Pediatric AD often progresses to adult hand eczema and leads to further morbidity, especially in health care workers.⁴² Kemp⁴³ reviewed the cost of AD in children and concluded that AD was a condition with major handicap with personal, financial, and social effects. A cost review of studies conducted in 163,700 children with AD showed that costs related to AD totaled $316.7 million per year. The author concluded that there were substantial psychosocial and financial stresses associated with pediatric AD but no clear path to potential reduction in related costs.⁴³

Sleep Disturbances

Sleep disturbances are common in pediatric AD patients. Pruritus usually is exacerbated at bedtime due to reduced humidity and lack of distractions to prevent scratching. Sleep deprivation has a substantial impact on both the patient and his/her household. Parental frustration increases with sleep disturbance.^18,44 Sleep deprivation is associated with greater severity, both because it is one of the most difficult aspects of illness and because the associated pruritus makes for greater damage done to the skin through injurious scratching.

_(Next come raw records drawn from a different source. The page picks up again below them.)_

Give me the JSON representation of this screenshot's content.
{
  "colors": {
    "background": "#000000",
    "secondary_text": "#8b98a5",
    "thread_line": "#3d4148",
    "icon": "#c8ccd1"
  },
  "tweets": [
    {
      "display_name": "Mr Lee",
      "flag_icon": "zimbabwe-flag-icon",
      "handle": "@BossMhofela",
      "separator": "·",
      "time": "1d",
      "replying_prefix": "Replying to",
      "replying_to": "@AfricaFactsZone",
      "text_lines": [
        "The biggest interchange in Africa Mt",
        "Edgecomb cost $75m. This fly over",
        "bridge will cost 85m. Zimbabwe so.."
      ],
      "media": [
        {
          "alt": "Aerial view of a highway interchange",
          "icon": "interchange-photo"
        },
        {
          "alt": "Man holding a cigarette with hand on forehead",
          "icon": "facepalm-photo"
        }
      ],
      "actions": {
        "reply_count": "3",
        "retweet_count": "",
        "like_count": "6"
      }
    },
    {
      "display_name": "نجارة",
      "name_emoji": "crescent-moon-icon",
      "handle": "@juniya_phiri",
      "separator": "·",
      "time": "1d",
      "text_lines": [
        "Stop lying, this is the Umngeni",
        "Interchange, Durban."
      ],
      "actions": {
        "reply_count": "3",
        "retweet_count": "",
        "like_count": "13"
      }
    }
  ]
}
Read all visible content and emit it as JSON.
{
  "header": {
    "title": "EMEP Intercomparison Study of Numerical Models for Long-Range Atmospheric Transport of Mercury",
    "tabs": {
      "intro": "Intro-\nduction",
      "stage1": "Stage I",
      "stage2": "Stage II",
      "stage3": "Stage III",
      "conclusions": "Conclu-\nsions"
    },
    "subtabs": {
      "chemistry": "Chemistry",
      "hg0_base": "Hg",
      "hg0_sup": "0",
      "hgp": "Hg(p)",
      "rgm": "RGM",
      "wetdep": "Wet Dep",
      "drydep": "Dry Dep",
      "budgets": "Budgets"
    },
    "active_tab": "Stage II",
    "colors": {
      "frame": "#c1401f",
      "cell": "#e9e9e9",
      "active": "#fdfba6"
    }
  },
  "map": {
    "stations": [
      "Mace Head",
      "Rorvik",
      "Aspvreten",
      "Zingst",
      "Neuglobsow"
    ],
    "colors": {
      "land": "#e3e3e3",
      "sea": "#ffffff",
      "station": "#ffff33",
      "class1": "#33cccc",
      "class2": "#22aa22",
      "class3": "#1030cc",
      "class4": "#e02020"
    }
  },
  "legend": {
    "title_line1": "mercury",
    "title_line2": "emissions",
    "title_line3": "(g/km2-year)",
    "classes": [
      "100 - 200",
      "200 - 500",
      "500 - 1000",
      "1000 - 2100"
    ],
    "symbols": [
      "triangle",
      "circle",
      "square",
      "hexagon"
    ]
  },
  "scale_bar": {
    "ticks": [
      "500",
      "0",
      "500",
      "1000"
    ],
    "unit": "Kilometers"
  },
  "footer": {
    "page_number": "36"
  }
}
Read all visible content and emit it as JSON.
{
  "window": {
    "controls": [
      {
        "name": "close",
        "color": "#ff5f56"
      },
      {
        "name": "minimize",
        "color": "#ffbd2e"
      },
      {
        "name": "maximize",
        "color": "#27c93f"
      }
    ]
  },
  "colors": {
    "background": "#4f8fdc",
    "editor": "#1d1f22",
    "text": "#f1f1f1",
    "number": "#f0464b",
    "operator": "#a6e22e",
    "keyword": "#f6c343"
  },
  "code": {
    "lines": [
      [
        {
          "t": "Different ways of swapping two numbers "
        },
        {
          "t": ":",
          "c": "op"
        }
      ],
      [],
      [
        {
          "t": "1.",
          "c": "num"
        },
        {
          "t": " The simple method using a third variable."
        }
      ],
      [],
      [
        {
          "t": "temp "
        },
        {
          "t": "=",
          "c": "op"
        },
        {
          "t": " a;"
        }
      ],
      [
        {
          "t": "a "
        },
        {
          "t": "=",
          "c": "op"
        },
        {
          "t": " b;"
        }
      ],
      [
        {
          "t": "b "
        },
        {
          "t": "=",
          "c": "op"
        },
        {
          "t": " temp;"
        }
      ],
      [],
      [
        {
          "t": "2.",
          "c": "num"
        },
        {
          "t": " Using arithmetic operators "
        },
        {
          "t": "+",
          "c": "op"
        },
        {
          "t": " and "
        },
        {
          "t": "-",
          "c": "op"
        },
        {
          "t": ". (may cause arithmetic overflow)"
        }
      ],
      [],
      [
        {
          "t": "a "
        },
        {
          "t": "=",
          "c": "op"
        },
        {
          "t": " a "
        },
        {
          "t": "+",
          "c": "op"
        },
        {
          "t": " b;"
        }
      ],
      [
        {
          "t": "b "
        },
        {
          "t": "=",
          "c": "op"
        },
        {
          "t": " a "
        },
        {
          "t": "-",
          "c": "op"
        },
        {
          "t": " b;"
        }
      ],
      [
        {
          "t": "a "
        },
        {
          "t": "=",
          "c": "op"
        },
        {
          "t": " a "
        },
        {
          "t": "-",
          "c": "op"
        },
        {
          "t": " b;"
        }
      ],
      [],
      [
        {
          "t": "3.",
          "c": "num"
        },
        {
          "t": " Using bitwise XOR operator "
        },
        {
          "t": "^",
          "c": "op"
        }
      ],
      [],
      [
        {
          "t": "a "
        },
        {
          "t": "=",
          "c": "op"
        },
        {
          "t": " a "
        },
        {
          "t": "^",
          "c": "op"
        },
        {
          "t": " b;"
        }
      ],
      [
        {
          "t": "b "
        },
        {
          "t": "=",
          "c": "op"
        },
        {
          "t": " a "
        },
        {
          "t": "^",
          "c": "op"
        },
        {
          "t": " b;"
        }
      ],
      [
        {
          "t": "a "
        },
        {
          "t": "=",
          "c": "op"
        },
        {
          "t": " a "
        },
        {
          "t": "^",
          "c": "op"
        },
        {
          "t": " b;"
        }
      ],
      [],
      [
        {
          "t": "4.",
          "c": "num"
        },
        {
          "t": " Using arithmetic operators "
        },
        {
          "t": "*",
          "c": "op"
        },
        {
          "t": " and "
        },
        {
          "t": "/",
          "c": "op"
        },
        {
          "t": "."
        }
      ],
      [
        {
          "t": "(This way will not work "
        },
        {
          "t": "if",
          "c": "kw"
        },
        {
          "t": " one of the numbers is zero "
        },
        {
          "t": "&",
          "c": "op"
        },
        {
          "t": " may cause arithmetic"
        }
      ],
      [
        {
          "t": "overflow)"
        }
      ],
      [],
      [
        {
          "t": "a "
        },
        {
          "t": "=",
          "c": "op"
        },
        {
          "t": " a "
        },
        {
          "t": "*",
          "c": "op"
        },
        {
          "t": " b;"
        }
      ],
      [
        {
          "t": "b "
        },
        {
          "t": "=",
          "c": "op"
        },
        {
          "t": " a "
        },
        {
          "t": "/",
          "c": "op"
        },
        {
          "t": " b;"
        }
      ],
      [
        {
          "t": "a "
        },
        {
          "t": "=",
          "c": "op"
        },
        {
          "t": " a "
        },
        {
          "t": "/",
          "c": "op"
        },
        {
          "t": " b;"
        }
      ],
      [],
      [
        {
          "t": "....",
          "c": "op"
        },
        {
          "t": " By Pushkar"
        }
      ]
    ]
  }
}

Sleep disturbances also may interfere with growth and overnight release of growth hormones.^18,44 This latter issue can result in reduced linear growth velocity. Furthermore, sleep deprivation can cause increased risk of accidents and poor school performance.^18,44,45

Many children do not outgrow AD. In adults, AD-associated sleep deprivation has been shown to have an association with fatigue, regular daytime sleepiness, and regular insomnia, correlating to number of sick days, doctor visits, and poorer overall health status.⁴⁵

Inadequate Disease Control

Inadequate disease control has been described by Eichenfeld⁴⁶ as an important issue in AD at this time. Untreated, undertreated, and improperly treated AD are important issues affecting long-term AD care. He further cited steroid phobia as a contributor to undertreatment.⁴⁶ Fleischer⁴⁷ has cited the black box warning present on TCIs as a further deterrent to adequate therapeutic control in our current therapeutic paradigm. Undertreatment may result in uncontrolled disease activity, impaired QOL, infections, and sleep disturbances. The role of undertreatment as a driver of the atopic march is unknown.

Conclusion

Atopic dermatitis is a multisystem disorder that has wide-reaching comorbidities and may mimic a variety of skin conditions. The topic of comorbidities is new and emerging and bears further review to define risk factors, prevention strategies, and long-term monitoring requirements.